I walk for the hundreds out there who cannot walk because they are in the middle of that fight, and for the thousands lost to it, and the hundreds of thousands who have emerged from the other side, survivors, ever changed by the battle. Them I walk for, and will walk with on the weekend of June 6-7th on the Franklin County Fairgrounds. And I walk for my Dad, because we never had that last long walk together. He had to make that trek alone. But I never take my eyes off his footsteps.

My team is the Mission of Hope, sponsored by the UCC of Conway, and I invite you to walk with us by sponsoring us through the Relay for Life website, using this link.

Thursday, April 17, 2008

My weak.

Earliest I’ve been up this week: 4 am on Monday to drive into Boston, my regular 2 hour commute. I leave at 5. The wind was with me-I made it in at 7. I laid down in the car in the parking lot and slept until 7:30, before going in.

Wierdest thing I’ve seen this week:
An image from a Burger King commercial, with the guy in the big Burger King head and costume looking at this guy whose back is to the camera. He looks like he’s towering over him. The words superimposed on the screen: “Where is your God now?”

Most miles traveled in 24 hours this week: Western Mass to Boston on Monday. Boston to Western Mass on Wednesday, to see my two boys in their school play. Western Mass to Boston on Thursday, today.

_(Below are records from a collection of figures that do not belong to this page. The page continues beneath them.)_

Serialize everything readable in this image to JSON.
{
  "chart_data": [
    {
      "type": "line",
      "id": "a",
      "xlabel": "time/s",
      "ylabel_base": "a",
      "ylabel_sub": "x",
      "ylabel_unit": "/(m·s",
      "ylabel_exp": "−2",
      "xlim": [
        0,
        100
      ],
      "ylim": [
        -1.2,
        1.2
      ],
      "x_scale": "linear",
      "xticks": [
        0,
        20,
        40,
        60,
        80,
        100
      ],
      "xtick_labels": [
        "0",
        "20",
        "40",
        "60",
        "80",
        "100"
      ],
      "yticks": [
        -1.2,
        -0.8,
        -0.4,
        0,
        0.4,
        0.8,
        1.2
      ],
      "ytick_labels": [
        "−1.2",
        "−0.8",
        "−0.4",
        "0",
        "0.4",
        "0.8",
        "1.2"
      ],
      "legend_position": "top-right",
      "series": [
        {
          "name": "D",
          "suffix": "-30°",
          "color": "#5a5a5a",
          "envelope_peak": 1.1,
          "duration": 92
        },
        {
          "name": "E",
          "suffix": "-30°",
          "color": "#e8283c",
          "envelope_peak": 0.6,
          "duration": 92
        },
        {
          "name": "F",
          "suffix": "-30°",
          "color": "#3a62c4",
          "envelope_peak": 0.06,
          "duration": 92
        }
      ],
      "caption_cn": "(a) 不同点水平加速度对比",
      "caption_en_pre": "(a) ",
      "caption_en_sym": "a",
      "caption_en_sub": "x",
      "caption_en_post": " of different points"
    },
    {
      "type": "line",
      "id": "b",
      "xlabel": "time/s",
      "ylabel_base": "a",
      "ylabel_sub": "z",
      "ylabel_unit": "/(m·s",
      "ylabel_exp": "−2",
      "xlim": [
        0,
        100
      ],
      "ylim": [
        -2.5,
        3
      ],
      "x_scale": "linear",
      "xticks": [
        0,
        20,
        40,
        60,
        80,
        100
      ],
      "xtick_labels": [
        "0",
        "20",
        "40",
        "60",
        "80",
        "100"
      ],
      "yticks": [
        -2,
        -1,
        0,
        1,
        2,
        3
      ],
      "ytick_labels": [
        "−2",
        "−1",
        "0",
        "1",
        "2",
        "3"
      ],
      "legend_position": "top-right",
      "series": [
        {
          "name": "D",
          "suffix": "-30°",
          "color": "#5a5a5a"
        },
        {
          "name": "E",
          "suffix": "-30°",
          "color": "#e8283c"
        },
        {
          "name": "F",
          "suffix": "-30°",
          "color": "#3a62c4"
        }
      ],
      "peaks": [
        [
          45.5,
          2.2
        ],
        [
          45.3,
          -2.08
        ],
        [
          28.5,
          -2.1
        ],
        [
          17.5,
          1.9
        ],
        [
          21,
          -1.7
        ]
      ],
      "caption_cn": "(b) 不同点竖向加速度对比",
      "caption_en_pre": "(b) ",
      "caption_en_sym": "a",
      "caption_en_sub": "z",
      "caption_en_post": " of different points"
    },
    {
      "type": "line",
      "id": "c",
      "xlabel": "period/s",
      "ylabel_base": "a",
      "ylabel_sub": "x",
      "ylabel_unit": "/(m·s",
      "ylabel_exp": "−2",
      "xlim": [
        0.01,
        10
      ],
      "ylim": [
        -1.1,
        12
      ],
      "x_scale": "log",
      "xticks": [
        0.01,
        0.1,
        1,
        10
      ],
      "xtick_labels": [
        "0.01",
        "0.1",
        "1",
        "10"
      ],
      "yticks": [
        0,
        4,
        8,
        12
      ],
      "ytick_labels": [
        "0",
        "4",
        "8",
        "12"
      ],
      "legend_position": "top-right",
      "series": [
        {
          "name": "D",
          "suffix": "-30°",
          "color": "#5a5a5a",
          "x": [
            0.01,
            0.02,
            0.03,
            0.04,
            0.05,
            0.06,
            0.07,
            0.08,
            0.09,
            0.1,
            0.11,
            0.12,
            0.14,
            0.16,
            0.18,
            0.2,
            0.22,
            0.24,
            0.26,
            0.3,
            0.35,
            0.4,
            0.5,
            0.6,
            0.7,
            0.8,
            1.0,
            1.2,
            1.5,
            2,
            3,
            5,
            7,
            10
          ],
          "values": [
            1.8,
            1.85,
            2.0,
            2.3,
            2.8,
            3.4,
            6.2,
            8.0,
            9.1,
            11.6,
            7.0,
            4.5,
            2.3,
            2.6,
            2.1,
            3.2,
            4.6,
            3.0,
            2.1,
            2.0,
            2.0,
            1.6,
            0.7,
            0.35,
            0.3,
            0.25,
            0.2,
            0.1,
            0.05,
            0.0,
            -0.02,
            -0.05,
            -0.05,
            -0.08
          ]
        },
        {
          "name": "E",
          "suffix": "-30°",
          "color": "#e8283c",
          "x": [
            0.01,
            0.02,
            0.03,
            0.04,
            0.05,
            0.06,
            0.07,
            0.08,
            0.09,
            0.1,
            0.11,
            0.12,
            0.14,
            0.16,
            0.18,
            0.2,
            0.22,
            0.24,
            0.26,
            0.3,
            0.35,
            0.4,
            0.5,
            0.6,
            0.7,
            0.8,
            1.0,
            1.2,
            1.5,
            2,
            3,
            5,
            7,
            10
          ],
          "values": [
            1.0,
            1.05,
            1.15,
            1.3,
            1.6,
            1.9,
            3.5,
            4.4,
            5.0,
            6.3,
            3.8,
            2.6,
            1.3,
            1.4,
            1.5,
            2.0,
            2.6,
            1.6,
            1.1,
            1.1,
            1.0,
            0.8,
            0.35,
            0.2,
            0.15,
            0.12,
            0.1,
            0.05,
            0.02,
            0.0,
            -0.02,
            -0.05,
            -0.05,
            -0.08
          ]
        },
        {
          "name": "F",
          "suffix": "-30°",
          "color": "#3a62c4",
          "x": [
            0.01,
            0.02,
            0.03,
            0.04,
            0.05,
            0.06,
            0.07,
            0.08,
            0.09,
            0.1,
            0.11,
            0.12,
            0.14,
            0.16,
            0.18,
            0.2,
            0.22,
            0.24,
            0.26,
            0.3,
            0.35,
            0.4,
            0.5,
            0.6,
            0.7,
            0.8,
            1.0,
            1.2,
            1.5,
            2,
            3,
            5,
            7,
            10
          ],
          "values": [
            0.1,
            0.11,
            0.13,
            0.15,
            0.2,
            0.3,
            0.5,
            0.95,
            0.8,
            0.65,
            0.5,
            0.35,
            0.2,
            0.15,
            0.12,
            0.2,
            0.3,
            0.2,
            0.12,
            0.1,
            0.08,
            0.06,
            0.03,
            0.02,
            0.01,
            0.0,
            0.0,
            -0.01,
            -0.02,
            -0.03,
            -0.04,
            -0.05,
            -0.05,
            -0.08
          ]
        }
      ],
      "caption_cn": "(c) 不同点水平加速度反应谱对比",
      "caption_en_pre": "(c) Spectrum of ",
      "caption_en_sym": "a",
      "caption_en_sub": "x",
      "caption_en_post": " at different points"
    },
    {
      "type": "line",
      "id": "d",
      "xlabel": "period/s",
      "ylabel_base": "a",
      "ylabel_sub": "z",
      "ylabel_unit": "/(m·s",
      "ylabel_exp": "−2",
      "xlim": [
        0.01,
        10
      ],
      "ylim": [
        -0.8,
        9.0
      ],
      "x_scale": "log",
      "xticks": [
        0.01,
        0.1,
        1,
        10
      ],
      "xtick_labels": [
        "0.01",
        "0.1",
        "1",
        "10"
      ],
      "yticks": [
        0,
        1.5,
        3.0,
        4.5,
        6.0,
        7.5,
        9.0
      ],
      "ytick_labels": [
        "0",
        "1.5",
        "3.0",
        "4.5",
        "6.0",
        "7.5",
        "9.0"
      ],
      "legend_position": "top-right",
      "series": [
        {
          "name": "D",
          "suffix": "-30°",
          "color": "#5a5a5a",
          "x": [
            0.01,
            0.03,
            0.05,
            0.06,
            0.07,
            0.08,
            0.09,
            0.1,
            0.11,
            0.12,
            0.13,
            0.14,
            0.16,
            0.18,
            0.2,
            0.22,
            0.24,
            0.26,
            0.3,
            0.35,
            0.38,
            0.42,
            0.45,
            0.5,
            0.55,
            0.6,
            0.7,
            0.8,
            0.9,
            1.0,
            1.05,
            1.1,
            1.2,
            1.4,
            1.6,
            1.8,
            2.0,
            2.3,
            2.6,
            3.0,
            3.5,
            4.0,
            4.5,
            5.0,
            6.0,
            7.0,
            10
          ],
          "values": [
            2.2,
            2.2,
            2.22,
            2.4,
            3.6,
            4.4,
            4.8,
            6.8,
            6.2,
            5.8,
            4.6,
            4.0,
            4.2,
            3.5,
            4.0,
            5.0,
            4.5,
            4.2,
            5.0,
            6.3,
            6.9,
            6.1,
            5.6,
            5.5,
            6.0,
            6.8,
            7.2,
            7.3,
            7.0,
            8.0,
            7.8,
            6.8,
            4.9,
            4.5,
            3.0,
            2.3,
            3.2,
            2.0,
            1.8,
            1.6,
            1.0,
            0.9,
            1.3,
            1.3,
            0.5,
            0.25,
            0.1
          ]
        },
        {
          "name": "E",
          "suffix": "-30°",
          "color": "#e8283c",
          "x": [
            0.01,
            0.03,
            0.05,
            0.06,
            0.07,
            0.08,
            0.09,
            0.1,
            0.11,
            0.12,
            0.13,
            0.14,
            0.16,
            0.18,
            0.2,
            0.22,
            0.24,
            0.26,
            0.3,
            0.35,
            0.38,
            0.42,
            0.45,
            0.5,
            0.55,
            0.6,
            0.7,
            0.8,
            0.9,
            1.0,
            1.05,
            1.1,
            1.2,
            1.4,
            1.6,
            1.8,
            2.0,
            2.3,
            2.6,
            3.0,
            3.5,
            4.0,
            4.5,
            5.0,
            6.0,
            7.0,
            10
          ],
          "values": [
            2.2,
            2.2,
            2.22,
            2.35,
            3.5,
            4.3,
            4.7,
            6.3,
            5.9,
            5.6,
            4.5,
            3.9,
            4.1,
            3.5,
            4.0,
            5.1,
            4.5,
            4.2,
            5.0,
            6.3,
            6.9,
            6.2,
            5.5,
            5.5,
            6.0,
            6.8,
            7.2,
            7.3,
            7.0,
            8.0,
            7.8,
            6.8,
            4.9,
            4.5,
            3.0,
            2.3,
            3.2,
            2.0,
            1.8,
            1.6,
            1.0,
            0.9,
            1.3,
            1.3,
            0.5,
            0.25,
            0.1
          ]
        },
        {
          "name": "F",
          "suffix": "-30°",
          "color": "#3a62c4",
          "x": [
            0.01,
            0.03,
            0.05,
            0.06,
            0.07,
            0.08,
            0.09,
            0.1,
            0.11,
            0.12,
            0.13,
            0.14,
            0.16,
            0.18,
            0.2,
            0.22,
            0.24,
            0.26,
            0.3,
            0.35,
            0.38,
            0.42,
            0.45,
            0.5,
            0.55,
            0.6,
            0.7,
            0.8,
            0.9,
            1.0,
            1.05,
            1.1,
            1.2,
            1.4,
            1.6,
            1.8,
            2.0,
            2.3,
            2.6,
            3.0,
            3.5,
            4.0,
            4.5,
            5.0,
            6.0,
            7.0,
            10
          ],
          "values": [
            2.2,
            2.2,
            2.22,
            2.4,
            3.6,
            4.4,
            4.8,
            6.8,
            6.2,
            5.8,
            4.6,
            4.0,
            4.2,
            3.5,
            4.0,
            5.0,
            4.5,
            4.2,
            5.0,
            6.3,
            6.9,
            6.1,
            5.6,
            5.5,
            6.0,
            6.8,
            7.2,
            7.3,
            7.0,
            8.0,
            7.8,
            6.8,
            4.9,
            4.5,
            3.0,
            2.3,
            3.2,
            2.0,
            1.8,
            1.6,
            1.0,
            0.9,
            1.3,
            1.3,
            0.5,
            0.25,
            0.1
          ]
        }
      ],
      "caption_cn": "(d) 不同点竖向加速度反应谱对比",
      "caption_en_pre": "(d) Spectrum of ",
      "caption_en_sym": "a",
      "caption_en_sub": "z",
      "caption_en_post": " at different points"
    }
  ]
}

First epiphany of the week: I will likely die in my car, from exhaustion.

Smartest thing I’ve done this week: Cancelling a business trip to NYC that I was ill prepared for, and would’ve taken me out of the office, during this strange crunch time.

Second epiphany of the week:
I don’t like crunch times.

Top accomplishment of the week: Apply for several scholarships, bringing myself one step closer to my enrollment at Savannah College of Art and Design, to finally begin my Masters. That, and hug my kids.

Strange realization of the week:
One of the ways I’m known at work is as “the salad guy” because I have a big salad for lunch almost every day. I do it because salad fills me up, and is low cal, and since I stay chained to my chair most of the day, I need low cal. At least until it gets warm enough to start taking walks and exercising again.

This weeks reason I am glad I don’t watch cable TV: I just watched the Flavor of Love podcast on iTunes, which gives you 20 minute versions of all the shows. I am amazed and appalled that this show could last 3 seasons, that this many women could be interested in this guy, and most of all, that any of them cry at being kicked off the show, and not becoming his third-season girlfriend. It’s like a train wreck that cars keep driving into. You just want to yell at them.

Second best accomplishment of the week:
Getting my taxes done and e-filed the day before the deadline.

Thing I’m most looking forward to this weekend:
Going to Comic Con in NY, with my oldest son. After another long car ride.

Thing I’m most embarrassed about this week:
Getting my taxes done and e-filed only one day before the deadline. I’m usually spending the money by late February.